16 January 2012

Secrets of the Fed Editorial of The New York Sun | January 15, 2012

The Fed is starting to remind people of Woodrow Wilson’s son-in-law, William Gibbs McAdoo. We had a note about McAdoo over the weekend from James Grant, editor of the Interest Rate Observer. It seems that McAdoo, during his campaign for the Democratic presidential nomination in 1924, kept putting his foot in his mouth. “What your friends want out of you is silence,” one of McAdoo’s supporters supposedly told him, “— and damn little of that.” Our sentiments exactly. The Federal Reserve, not to mention the rest of us, would be better off without the all the words that pour from its transcripts, press conferences, and minutes. After the release of the transcripts this week, the New York Times quoted one professor, Justin Wolfers of the Unviersity of Pennsylvania, as saying the latest disclosures were embarrassing not only for the Fed but for all of economics. In any event, the Fed’s words are a poor excuse for money. We say: Let the Fed stand mute.

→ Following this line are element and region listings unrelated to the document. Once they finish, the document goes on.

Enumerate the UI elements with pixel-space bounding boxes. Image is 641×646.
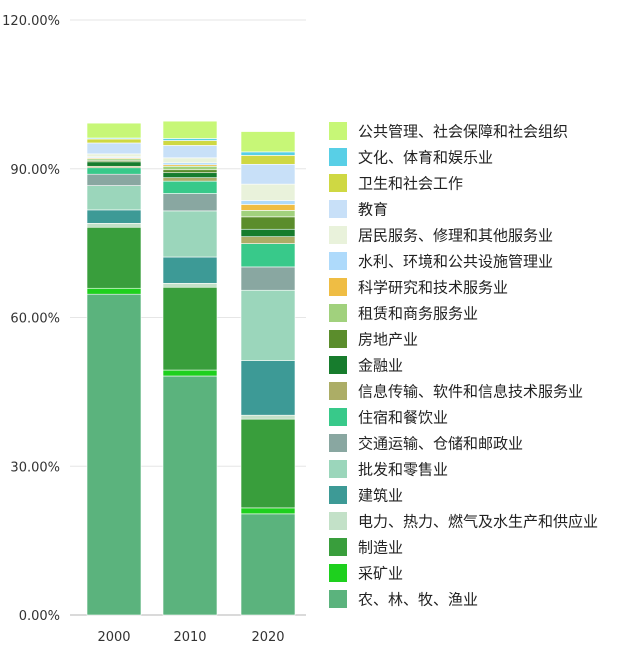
bar-segment bbox=[86, 287, 142, 295]
bar-segment bbox=[162, 169, 218, 174]
legend-label: 金融业 bbox=[358, 357, 403, 375]
bar-segment bbox=[86, 153, 142, 158]
bar-segment bbox=[86, 173, 142, 186]
bar-segment bbox=[162, 282, 218, 288]
legend-label: 教育 bbox=[358, 201, 388, 219]
bar-segment bbox=[86, 138, 142, 144]
bar-segment bbox=[162, 210, 218, 258]
legend-label: 文化、体育和娱乐业 bbox=[358, 149, 493, 167]
legend-swatch bbox=[329, 382, 347, 400]
y-tick-label: 60.00% bbox=[10, 312, 60, 327]
legend-swatch bbox=[329, 174, 347, 192]
bar-segment bbox=[162, 172, 218, 178]
legend-label: 批发和零售业 bbox=[358, 461, 448, 479]
bar-segment bbox=[162, 286, 218, 371]
y-axis: 0.00% 30.00% 60.00% 90.00% 120.00% bbox=[2, 14, 60, 624]
y-tick-label: 30.00% bbox=[10, 460, 60, 475]
legend-swatch bbox=[329, 200, 347, 218]
legend-label: 居民服务、修理和其他服务业 bbox=[358, 227, 553, 245]
bar-segment bbox=[240, 243, 296, 268]
legend-label: 卫生和社会工作 bbox=[358, 175, 463, 193]
bar-segment bbox=[240, 183, 296, 201]
bar-segment bbox=[86, 222, 142, 228]
bar-segment bbox=[162, 145, 218, 159]
legend-swatch bbox=[329, 408, 347, 426]
bar-segment bbox=[240, 210, 296, 218]
legend-label: 信息传输、软件和信息技术服务业 bbox=[358, 383, 583, 401]
bar-segment bbox=[240, 200, 296, 205]
bar-segment bbox=[162, 375, 218, 616]
bar-segment bbox=[240, 163, 296, 185]
y-tick-label: 90.00% bbox=[10, 163, 60, 178]
bar-segment bbox=[240, 155, 296, 165]
bar-segment bbox=[86, 209, 142, 224]
legend-label: 房地产业 bbox=[358, 331, 418, 349]
legend-swatch bbox=[329, 226, 347, 244]
x-tick-label: 2000 bbox=[97, 630, 130, 645]
legend-swatch bbox=[329, 278, 347, 296]
bar-segment bbox=[86, 293, 142, 616]
bar-segment bbox=[162, 177, 218, 182]
bar-segment bbox=[162, 157, 218, 164]
y-tick-label: 120.00% bbox=[2, 14, 60, 29]
legend-swatch bbox=[329, 356, 347, 374]
bar-segment bbox=[240, 507, 296, 515]
legend-label: 住宿和餐饮业 bbox=[358, 409, 448, 427]
bar-segment bbox=[162, 180, 218, 194]
x-axis: 2000 2010 2020 bbox=[97, 630, 284, 645]
bar-segment bbox=[86, 122, 142, 139]
bar-segment bbox=[240, 151, 296, 156]
bar-segment bbox=[240, 513, 296, 616]
bar-segment bbox=[240, 131, 296, 153]
bar-segment bbox=[240, 414, 296, 420]
bar-segment bbox=[240, 228, 296, 237]
legend-label: 水利、环境和公共设施管理业 bbox=[358, 253, 553, 271]
bar-segment bbox=[162, 165, 218, 171]
legend-swatch bbox=[329, 460, 347, 478]
legend-swatch bbox=[329, 148, 347, 166]
bar-segment bbox=[240, 360, 296, 416]
legend: 公共管理、社会保障和社会组织文化、体育和娱乐业卫生和社会工作教育居民服务、修理和… bbox=[329, 122, 598, 609]
legend-label: 电力、热力、燃气及水生产和供应业 bbox=[358, 513, 598, 531]
bar-segment bbox=[162, 369, 218, 377]
legend-label: 农、林、牧、渔业 bbox=[358, 591, 478, 609]
legend-label: 采矿业 bbox=[358, 565, 403, 583]
legend-swatch bbox=[329, 122, 347, 140]
legend-swatch bbox=[329, 434, 347, 452]
legend-swatch bbox=[329, 304, 347, 322]
bar-segment bbox=[86, 226, 142, 289]
legend-swatch bbox=[329, 538, 347, 556]
bar-segment bbox=[240, 216, 296, 230]
bar-segment bbox=[240, 418, 296, 509]
y-tick-label: 0.00% bbox=[19, 609, 60, 624]
legend-swatch bbox=[329, 590, 347, 608]
legend-swatch bbox=[329, 564, 347, 582]
legend-swatch bbox=[329, 486, 347, 504]
bar-segment bbox=[162, 193, 218, 212]
bar-segment bbox=[240, 204, 296, 211]
bars bbox=[86, 120, 296, 616]
bar-segment bbox=[162, 140, 218, 146]
bar-segment bbox=[86, 161, 142, 167]
bar-segment bbox=[162, 120, 218, 139]
x-tick-label: 2020 bbox=[251, 630, 284, 645]
bar-segment bbox=[240, 236, 296, 244]
x-tick-label: 2010 bbox=[173, 630, 206, 645]
legend-label: 制造业 bbox=[358, 539, 403, 557]
legend-label: 建筑业 bbox=[358, 487, 403, 505]
legend-label: 租赁和商务服务业 bbox=[358, 305, 478, 323]
legend-swatch bbox=[329, 330, 347, 348]
legend-swatch bbox=[329, 512, 347, 530]
legend-label: 公共管理、社会保障和社会组织 bbox=[358, 123, 568, 141]
bar-segment bbox=[240, 289, 296, 361]
bar-segment bbox=[86, 185, 142, 211]
legend-label: 交通运输、仓储和邮政业 bbox=[358, 435, 523, 453]
legend-swatch bbox=[329, 252, 347, 270]
bar-segment bbox=[86, 167, 142, 175]
bar-segment bbox=[162, 256, 218, 284]
bar-segment bbox=[240, 266, 296, 291]
legend-label: 科学研究和技术服务业 bbox=[358, 279, 508, 297]
bar-segment bbox=[86, 142, 142, 155]
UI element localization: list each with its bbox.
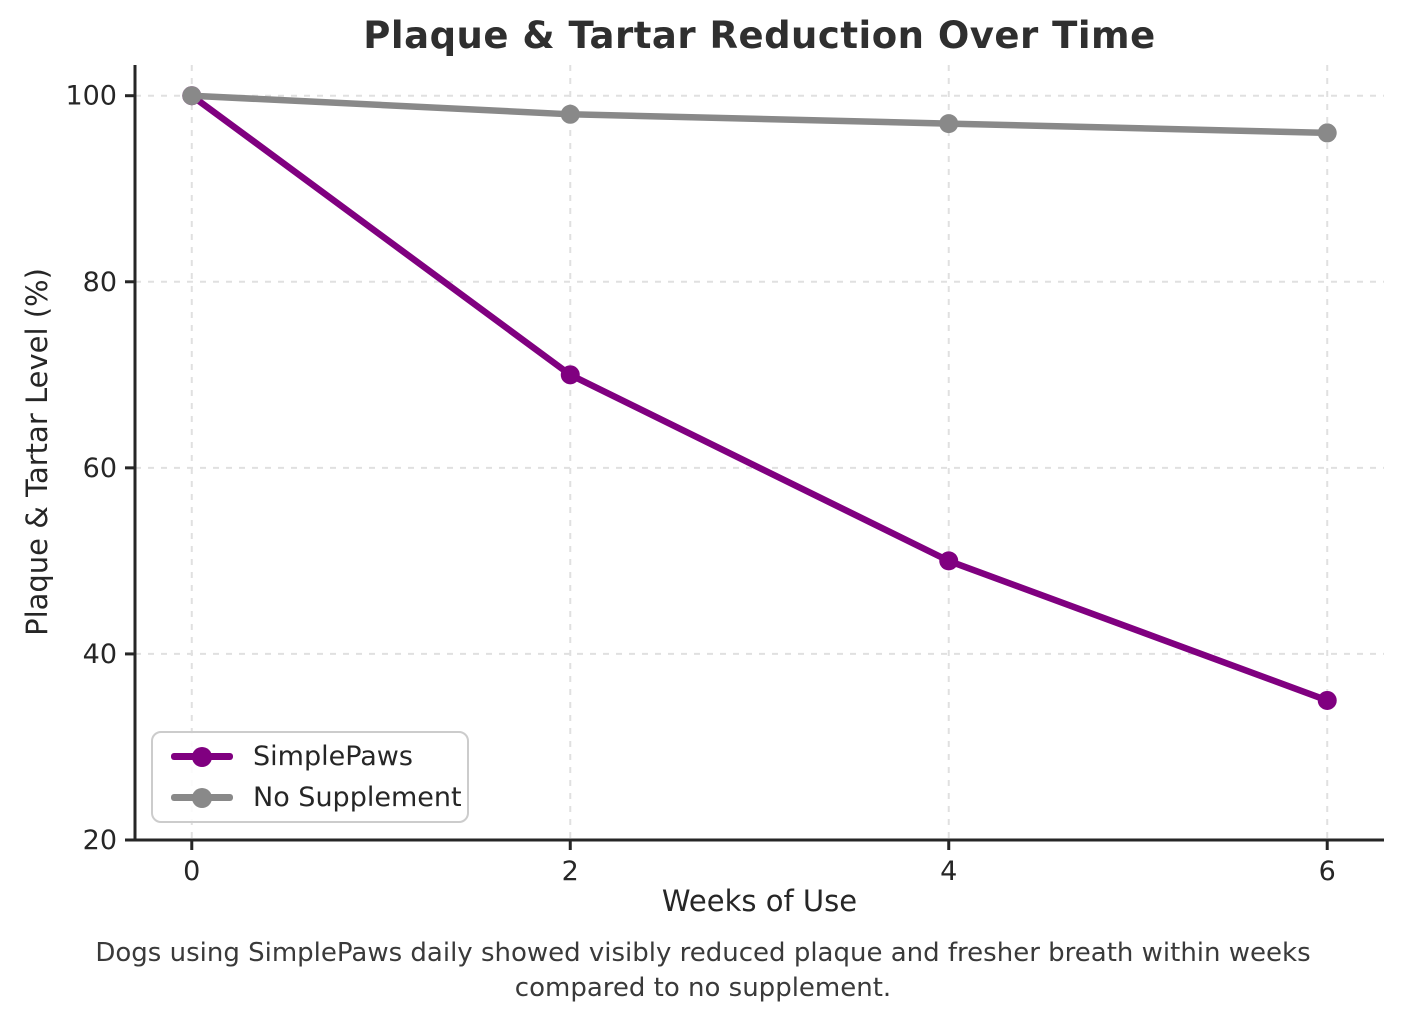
x-axis-label: Weeks of Use bbox=[661, 884, 858, 918]
chart-title: Plaque & Tartar Reduction Over Time bbox=[363, 14, 1156, 57]
legend-label-simplepaws: SimplePaws bbox=[253, 741, 413, 772]
series-line bbox=[188, 92, 1331, 704]
series-line bbox=[188, 92, 1331, 137]
x-tick-label: 0 bbox=[183, 856, 200, 887]
data-point bbox=[1317, 123, 1337, 143]
x-tick-label: 6 bbox=[1319, 856, 1336, 887]
y-tick-label: 40 bbox=[83, 639, 117, 670]
y-axis-label: Plaque & Tartar Level (%) bbox=[20, 268, 54, 636]
legend: SimplePaws No Supplement bbox=[151, 731, 469, 823]
x-tick-label: 4 bbox=[940, 856, 957, 887]
x-tick-label: 2 bbox=[562, 856, 579, 887]
legend-line-sample-simplepaws bbox=[171, 746, 233, 767]
y-tick-label: 100 bbox=[65, 81, 117, 112]
data-point bbox=[1317, 690, 1337, 710]
data-point bbox=[560, 104, 580, 124]
y-tick-label: 20 bbox=[83, 825, 117, 856]
legend-marker-simplepaws bbox=[192, 746, 212, 767]
legend-line-sample-no-supplement bbox=[171, 787, 233, 808]
legend-item-simplepaws: SimplePaws bbox=[171, 741, 449, 772]
y-tick-label: 60 bbox=[83, 453, 117, 484]
caption: Dogs using SimplePaws daily showed visib… bbox=[95, 938, 1311, 1004]
data-point bbox=[560, 365, 580, 385]
data-point bbox=[182, 86, 202, 106]
legend-item-no-supplement: No Supplement bbox=[171, 782, 462, 813]
legend-label-no-supplement: No Supplement bbox=[253, 782, 462, 813]
legend-marker-no-supplement bbox=[192, 787, 212, 808]
y-tick-label: 80 bbox=[83, 267, 117, 298]
data-point bbox=[939, 551, 959, 571]
data-point bbox=[939, 114, 959, 134]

For however much time we still have a Fed, let us discover its policies the way we discover the properties of a black hole, not by the light that comes out — none does — but by the behavior of nearby objects. It would be more credible for the Fed and more efficient for the market, until the day comes when we can get back to constitutional money defined as a given number of grains of specie.